Retomada do comércio mundial é mais rápida que na crise de 2008
Maior disponibilidade de crédito, injeções trilionárias nas economias e rápida recuperação da China estão entre os principais motivos
Sem precedentes na história, a crise econômica causada pela Covid-19 tem uma característica interessante que a difere positivamente da desaceleração mundial que ocorreu em 2008 devido à crise do subprime: o comércio internacional se recupera a todo vapor. Dados do Kiel Institute for the World Economy, enviados a VEJA, mostram que em junho o comércio global de bens estava apenas aproximadamente 9% abaixo ao nível de fevereiro de 2020. Entre fevereiro e abril desse ano, a queda havia sido de 15%. A curva de recuperação é muito mais breve que a que ocorreu durante a crise da quebra do Lehman Brothers, quando o comércio global se recuperou apenas após oito meses do início da queda. “O comércio global parece estar reagindo muito mais fortemente hoje”, disse Gabriel Felbermayr, presidente do Instituto. “Em vez de um percurso da crise em formato de ‘U’, uma recuperação mais rápida indica um percurso em forma de ‘V’: queda acentuada e recuperação rápida”, diz ele.
Outro fator que mostra esse fenômeno é a atividade de navegação medida a partir da capacidade dos navios observados nas regiões de maior circulação de mercadoria do mundo. Na Ásia, na América e na Europa, o trânsito de navios já voltou ao normal e está na faixa esperada para o final do mês de agosto, em um cenário sem crise. Na Ásia, ele não apenas se recuperou, como também superou as expectativas para o mês de julho em volume de comércio. De acordo com a autoridade aduaneira chinesa, em julho de 2020 as exportações em dólar cresceram mais de 7% em relação ao mesmo mês do ano anterior. “A recuperação do comércio mundial está avançando. A situação atual é bem melhor do que a crise de 2009/09”, diz Felbermayr.
Um dos principais motivos dessa recuperação do comércio global se deve à diferença do papel da China na economia mundial em 2020 e em 2008. Há dez anos atrás, os Estados Unidos eram o principal player do mercado global, mas hoje quem detém o maior PIB industrial é a China. Além do crescimento robusto ao longo dos últimos anos, a China foi o país que durante a crise da Covid-19, se recuperou mais rápido do baque que a pandemia causou nas economias. O forte monitoramento da população permitiu que a crise fosse mais controlada, localizada e de menor duração do que nas demais nações do mundo. “Enquanto alguns países perderam mercado porque tiveram de parar de produzir, a China foi muito esperta e continuou fabricando. Ela está oferecendo produtos para o mundo todo e a preços baixos, ao mesmo tempo em que o mundo está comprando muito mais”, diz Paulo Roberto Feldmann, professor de Economia da USP. Exemplo disso são os recordes batidos este ano nas exportações brasileiras de soja, que tem a China como principal mercado consumidor. Alem disso, o governo chinês, que já apoia muito a sua indústria, aumentou os subsídios significativamente durante a crise.

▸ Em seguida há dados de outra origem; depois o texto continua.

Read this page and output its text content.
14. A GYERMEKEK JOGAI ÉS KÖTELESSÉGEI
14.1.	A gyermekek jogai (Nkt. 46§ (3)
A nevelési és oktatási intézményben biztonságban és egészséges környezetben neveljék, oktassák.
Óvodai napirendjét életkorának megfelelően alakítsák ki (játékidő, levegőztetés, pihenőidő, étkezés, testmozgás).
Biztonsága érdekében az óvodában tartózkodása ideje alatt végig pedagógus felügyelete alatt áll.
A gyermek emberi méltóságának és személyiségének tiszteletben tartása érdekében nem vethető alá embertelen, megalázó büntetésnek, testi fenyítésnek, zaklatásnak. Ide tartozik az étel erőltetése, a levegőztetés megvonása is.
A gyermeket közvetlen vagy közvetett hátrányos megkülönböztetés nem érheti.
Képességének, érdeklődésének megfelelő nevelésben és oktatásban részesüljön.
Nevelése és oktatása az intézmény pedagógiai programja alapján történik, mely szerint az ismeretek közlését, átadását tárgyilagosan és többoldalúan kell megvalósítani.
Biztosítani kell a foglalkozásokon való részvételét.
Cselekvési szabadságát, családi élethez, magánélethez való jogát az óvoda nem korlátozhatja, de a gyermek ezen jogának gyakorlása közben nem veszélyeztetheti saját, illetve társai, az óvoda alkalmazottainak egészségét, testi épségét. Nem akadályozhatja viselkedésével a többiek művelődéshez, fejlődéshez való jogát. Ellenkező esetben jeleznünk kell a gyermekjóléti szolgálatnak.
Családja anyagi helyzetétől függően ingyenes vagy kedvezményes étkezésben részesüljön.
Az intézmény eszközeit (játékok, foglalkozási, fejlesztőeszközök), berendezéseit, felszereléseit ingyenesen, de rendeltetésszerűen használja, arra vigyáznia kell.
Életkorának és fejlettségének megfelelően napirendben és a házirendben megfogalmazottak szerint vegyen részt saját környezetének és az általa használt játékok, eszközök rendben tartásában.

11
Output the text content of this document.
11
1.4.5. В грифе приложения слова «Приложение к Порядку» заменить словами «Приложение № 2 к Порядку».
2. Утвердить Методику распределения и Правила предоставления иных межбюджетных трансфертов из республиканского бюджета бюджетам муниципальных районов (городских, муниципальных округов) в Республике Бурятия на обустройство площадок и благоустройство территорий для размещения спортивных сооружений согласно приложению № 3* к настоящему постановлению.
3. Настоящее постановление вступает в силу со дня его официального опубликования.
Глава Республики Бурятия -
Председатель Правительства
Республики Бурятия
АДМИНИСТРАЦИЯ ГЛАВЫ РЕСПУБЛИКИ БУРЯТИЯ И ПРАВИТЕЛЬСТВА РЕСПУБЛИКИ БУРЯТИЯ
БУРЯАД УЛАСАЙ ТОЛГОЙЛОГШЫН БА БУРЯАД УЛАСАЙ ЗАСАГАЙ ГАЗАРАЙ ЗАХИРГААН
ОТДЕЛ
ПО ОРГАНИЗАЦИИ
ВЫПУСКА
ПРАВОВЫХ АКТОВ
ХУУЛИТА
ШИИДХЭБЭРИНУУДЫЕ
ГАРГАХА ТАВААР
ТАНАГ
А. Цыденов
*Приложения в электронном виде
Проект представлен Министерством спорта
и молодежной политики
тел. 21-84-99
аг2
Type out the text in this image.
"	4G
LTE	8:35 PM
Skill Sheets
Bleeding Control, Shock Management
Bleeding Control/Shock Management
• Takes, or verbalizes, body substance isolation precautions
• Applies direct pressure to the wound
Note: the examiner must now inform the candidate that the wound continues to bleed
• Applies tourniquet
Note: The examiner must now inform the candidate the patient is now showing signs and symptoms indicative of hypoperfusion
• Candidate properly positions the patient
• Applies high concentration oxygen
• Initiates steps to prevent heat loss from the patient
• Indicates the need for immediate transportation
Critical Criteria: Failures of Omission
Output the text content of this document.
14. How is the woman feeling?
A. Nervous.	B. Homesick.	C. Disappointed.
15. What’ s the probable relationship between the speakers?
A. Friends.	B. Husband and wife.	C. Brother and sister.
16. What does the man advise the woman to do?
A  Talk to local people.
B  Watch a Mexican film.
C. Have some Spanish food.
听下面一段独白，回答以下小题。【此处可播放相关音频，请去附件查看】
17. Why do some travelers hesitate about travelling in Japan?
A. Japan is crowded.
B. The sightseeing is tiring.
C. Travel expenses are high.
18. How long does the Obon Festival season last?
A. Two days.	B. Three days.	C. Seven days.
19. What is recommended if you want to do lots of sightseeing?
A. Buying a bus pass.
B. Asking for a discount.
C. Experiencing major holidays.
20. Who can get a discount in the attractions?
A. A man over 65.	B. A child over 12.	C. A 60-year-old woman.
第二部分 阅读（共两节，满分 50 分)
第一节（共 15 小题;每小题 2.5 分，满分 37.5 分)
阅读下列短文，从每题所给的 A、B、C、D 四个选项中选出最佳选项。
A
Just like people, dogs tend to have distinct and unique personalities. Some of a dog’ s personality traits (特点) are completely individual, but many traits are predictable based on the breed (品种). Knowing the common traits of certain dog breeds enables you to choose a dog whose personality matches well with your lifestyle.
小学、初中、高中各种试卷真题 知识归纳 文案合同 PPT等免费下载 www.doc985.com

Outro fator essencial para essa aceleração do consumo mundial são as injeções trilionárias nas economias pelos bancos centrais de seu governo. Do Brasil à Europa e aos Estados Unidos, em maior ou menor grau, empresas e pessoas físicas receberam montantes significativos dos governos em forma de auxílio, o que aumentou o consumo da população. Somados os pacotes de ajuda dados pelos governos dos Estados Unidos, da Grã-Bretanha, do Japão e da zona do euro, o valor é de aproximadamente 3,7 trilhões. No Brasil, por exemplo, o índice de pessoas que vivem na miséria em 2020 atingiu o menor patamar da história graças ao programa de transferência direta de renda.
Além disso, um ponto fundamental que difere a crise do coronavírus da crise do subprime, de maneira drástica, é a oferta de crédito dos bancos, essencial para o comércio internacional. “A crise de 2008 foi financeira. Quando os bancos quebraram, o crédito da economia mundial secou e ninguém sabia de quem emprestava. Quando isso acontece, toda a operação de importação e exportação é impactada, porque ela depende de fluxo financeiro”, diz o economista Roberto Luis Troster.
Os índices PMI divulgados nesta quarta-feira, 23, pela IHS Markit, que medem a atividade de compras no setor da indústria e dos serviços, são mais uma prova dessa tendência: em setembro o PMI industrial subiu para 53,5 nos Estados Unidos, o nível mais alto em 20 meses. Na Alemanha, o país com a economia mais forte da Europa, a mesma tendência é vista nos dados divulgados hoje: o índice em setembro foi de 56,6 em setembro, o maior nos últimos 26 meses. Não à toa, hoje uma das principais preocupações que pairam no radar dos economistas à frente das políticas monetárias dos países é a inflação.